Fingle Bridge takes its name from Fingle Brook, a minor tributary which flows into the Teign adjacent to the bridge. Fingle is derived from the old English "fang", meaning to catch, a reference to the suitability of the stretch of river for fishing. The arches of the bridge were repaired, it is believed by English Heritage during the 19th century.

The bridge sits in the base of the deep Teign Gorge, between the ancient hillforts of Prestonbury Castle 130 m above the river to the north and Cranbrook Castle 230 m above to the south, and the bridge is built on the historic crossing point between the two.
In its early years the bridge was an important crossing over the Teign used by packhorses transporting corn and wood products across the gorge, although the track up to Cranbrook Castle is now an unmaintained byway such that the bridge leads only to a car park on the south side of the river for roadgoing vehicles, the bridge's function having been replaced by the larger and more accessible Dogmarsh Bridge further upstream on the A382 road.

In 1897 Jesse Ashplant founded the Fingle Bridge Tea Shelter on the north landing of the bridge, serving refreshments to the fishermen, tourists and grain carriers of the day. This developed into the Anglers' Rest pub and was later renamed as the Fingle Bridge Inn.

In 1955 Fingle Bridge was designated a Grade II listed building, reclassified in 1967 as Grade II*.

==Related buildings==

Fingle Mill once stood 200 m downstream, a corn mill recorded as being in operation as early as 1790 by the then owner of the bridge, George Ponsford, powered by a now-defunct 500 m long leat.

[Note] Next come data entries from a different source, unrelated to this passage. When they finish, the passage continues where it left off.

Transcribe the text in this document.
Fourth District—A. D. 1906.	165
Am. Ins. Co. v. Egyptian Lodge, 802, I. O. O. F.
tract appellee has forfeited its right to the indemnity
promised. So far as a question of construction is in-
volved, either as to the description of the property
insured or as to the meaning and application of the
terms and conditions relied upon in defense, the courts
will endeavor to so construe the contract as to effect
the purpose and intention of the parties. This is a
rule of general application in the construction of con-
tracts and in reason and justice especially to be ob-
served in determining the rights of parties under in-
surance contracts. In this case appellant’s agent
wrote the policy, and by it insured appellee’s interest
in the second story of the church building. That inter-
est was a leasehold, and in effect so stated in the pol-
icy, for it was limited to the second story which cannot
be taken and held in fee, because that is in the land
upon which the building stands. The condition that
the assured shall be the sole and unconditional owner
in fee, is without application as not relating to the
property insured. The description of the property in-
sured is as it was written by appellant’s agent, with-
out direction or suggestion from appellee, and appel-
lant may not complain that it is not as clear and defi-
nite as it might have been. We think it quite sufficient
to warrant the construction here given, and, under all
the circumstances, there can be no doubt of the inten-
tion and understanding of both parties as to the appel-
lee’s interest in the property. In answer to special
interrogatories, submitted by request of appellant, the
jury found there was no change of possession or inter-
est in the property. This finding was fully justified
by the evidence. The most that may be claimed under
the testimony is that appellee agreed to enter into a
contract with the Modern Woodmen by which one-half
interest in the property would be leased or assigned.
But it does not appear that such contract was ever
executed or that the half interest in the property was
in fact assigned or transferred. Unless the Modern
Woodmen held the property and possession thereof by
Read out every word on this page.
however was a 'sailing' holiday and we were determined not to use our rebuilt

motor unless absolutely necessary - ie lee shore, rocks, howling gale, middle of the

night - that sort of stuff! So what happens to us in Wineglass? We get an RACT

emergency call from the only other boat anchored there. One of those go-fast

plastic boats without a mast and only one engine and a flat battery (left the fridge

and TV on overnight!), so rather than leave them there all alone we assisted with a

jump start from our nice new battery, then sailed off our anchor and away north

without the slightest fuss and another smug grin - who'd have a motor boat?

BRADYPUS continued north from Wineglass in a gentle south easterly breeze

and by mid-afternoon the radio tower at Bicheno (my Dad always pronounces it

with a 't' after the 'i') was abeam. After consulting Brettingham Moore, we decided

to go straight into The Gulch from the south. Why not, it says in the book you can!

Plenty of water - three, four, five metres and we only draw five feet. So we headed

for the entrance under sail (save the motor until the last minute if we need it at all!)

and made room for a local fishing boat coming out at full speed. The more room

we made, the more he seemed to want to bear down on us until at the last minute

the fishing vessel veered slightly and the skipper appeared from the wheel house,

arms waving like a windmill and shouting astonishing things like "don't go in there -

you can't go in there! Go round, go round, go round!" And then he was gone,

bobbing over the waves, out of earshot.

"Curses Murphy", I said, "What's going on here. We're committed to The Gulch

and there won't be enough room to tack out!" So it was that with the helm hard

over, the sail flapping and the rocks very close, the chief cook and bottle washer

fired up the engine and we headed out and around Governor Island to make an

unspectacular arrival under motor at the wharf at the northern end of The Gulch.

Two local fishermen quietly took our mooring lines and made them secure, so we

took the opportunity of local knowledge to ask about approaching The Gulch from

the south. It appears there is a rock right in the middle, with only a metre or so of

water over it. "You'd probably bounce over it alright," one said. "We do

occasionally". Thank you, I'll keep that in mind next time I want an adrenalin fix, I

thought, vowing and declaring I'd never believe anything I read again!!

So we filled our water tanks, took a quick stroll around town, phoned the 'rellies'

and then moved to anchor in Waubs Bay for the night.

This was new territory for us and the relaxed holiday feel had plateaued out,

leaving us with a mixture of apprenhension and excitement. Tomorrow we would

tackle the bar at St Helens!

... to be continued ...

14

The track leading south to Cranbrook Castle is also the site of one of the Dartmoor crosses which is in the style of a granite slab with the cross engraved on it.

==Fiction==

During May 1903, Bertram Fletcher Robinson had a short story titled The Battle of Fingle's Bridge published in Pearson's Magazine (Vol. XV, pp. 530–536). This is a fairy tale, told by a small boy who falls asleep on a moor and witnesses a battle between the people of the ferns and rushes and the people of the gorse and heather. All these people are only six inches tall and are dressed in medieval garb and armour and have miniature horses and weapons. The boy, aided by a fairy, becomes involved in the battle and finally awakens to find signs of the battle on the moor. This story was illustrated by Nathan Dean.